Studio album by Irene Papas with Vangelis
- Released: 1979
- Recorded: London, 1979
- Studio: Nemo Studios, London
- Genre: Electronica
- Length: 51:27
- Label: Polydor
- Producer: Vangelis

Irene Papas chronology
| Songs of Theodorakis (1968) | Odes (1979) | Rapsodies (1986) |

Vangelis chronology
| China (1979) | Odes (1979) | Opera Sauvage (1979) |

= Odes (Irene Papas album) =

Odes is an album of Greek folk songs by Irene Papas and Vangelis. All of the songs are traditional, except two which are original compositions by Vangelis. Recorded in Nemo studios, London 1979, the entirety of the album is performed and produced by Vangelis, with the addition of a five-people choir in the opening track and of course, Irene Papas' lead vocals. First issue of the album on compact disc was in Greece only (Polydor 833 864-2).
A remastered edition was released by Universal Music in 2007.

Professional ratings
Review scores
| Source | Rating |
| Allmusic | Star Half star |
| Record Collector | Star |

==Track listing==
1. "Les 40 Braves" (Gr: Σαράντα Παλληκάρια; En: The 40 Young Men) – 5:19
2. "Neranzoula" (Le Petit Oranger) (Gr: Νεραντζούλα; En: The Little Orange Tree) – 5:53
3. "La Danse du Feu" (Gr: Ο χορός της φωτιάς; En: Dance of fire) (Original Composition) – 6:06
4. "Les Kolokotronei" (Gr: Οι Κολοκοτρωναίοι; En: The Kolokotronis Family) – 3:20
5. "Le Fleuve" (Gr: Το Ποτάμι; En: The River) – 6:46
6. "Racines" (Gr: Οι ρίζες; En: The roots) (Original Composition) – 8:52
7. "Lamento" (Gr: Μοιρολοϊ; En: Lament) – 8:31
8. "Menousis" (Gr: Ο Μενούσης; En: Menousis) – 6:37

- Tracks 3 & 6 composed by Vangelis
- Tracks 1, 2, 4, 5, 7 & 8 were traditional, arranged by Vangelis with lyrics by Irene Papas and Arianna Stassinopoulos

==Notes==
"Les 40 Braves" describes 40 young men on their way to conquer the city of Tripolitsa during the Greek War of Independence.
During their journey, they meet an old man, asking them where are they going and their answer is "to conquer the city of Tripolitsa".

"Neranzoula" is a description of a small tangerine tree, which is analogous for the state of Greece during Ottoman occupation.

"Dance of fire" is a small trilogy.

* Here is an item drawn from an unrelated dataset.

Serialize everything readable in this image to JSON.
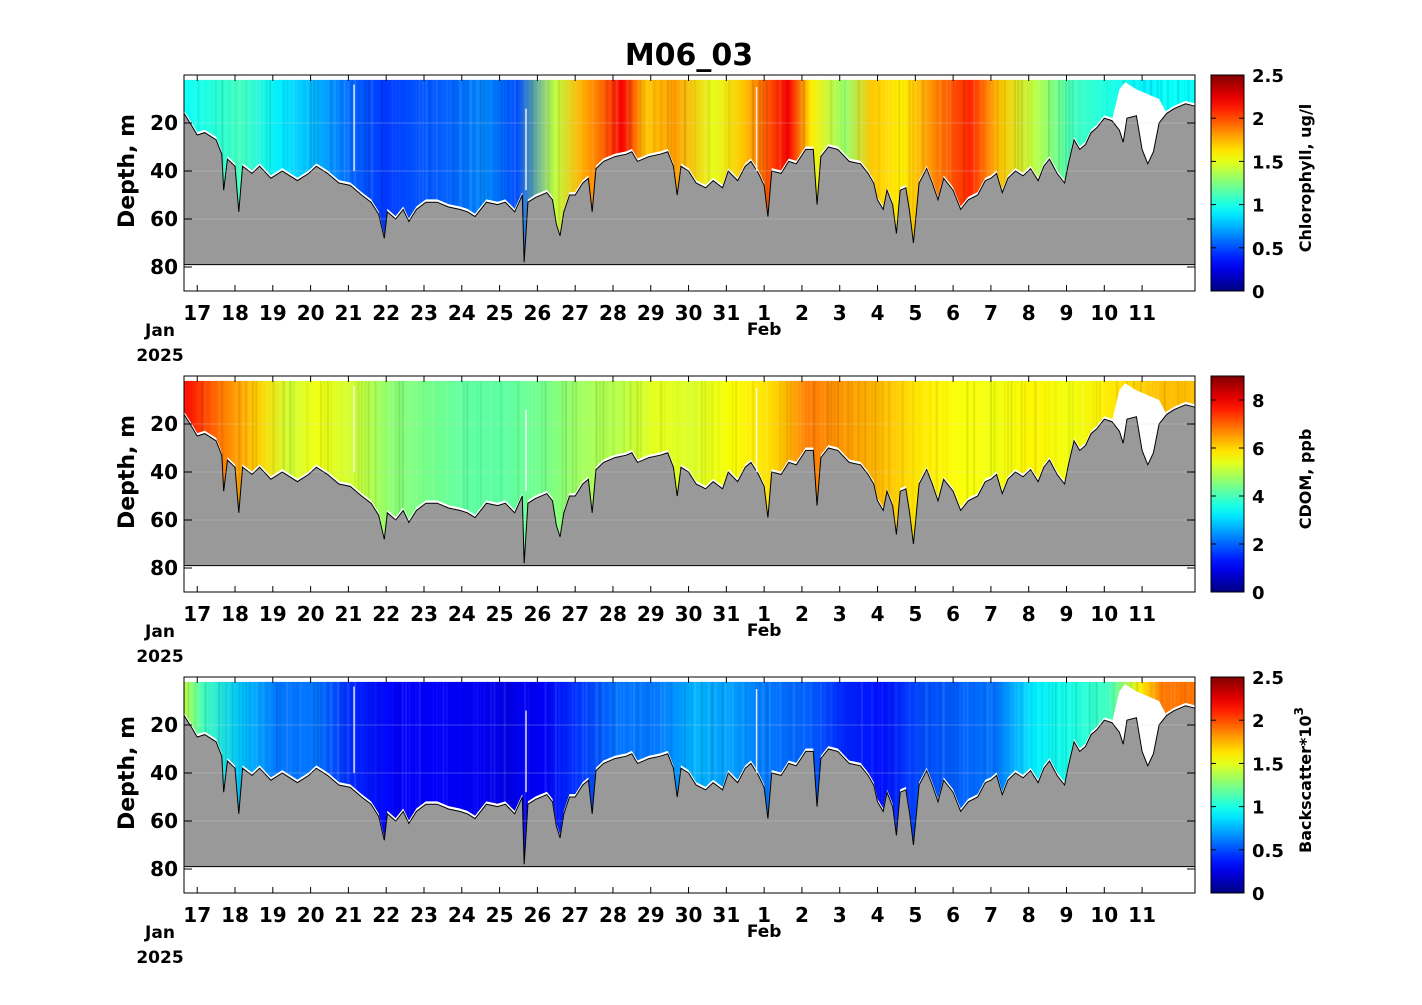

In the first part, we are introduced in the Greek folk dance "Πυρίχιος", the second and third part describe rural landscapes of Greece, presumably seen through a shepherd's point of view, the 3rd part showcases the sound of Greek flute, similar to the ocarina instrument, which is usually being played by shepherds, during the herd's eating in the meadow.

"Les Kolokotronei" were one of the most important Greek families in the Greek Resistance and Independence movements. The lyrics describe the shame they feel from Turkish occupation of their land, in the extent that they never set foot on the land, until it's being freed. They do everything on horseback, fighting, going to church, celebrating etc.

"The river" talks about the overwhelming beauty of Jannes, a famous Greek river in Messinia, Peloponessos.

"The roots" is an expanded version of the aforementioned Greek country landscape. Here, Vangelis uses a similar arrangement, which at the same time has a strong resemblance to his older composition "we were all uprooted" from his "Earth" album.

"Lamento" is sung by a mother who has lost her daughter, described in the lyrics as a little boat, decorated for departure. The song describes the mother's pain at her loss and her daughter's denial to leave the world of the living.

"Menousis" describes the events of a character in folk tale (probably a real individual), who in his drunkenness kills his wife because of her supposed infidelity.

==Certifications==

| Region | Certification | Certified units/sales |
| Greece (IFPI Greece) | Gold | 50,000^{^} |
^{^} Shipments figures based on certification alone.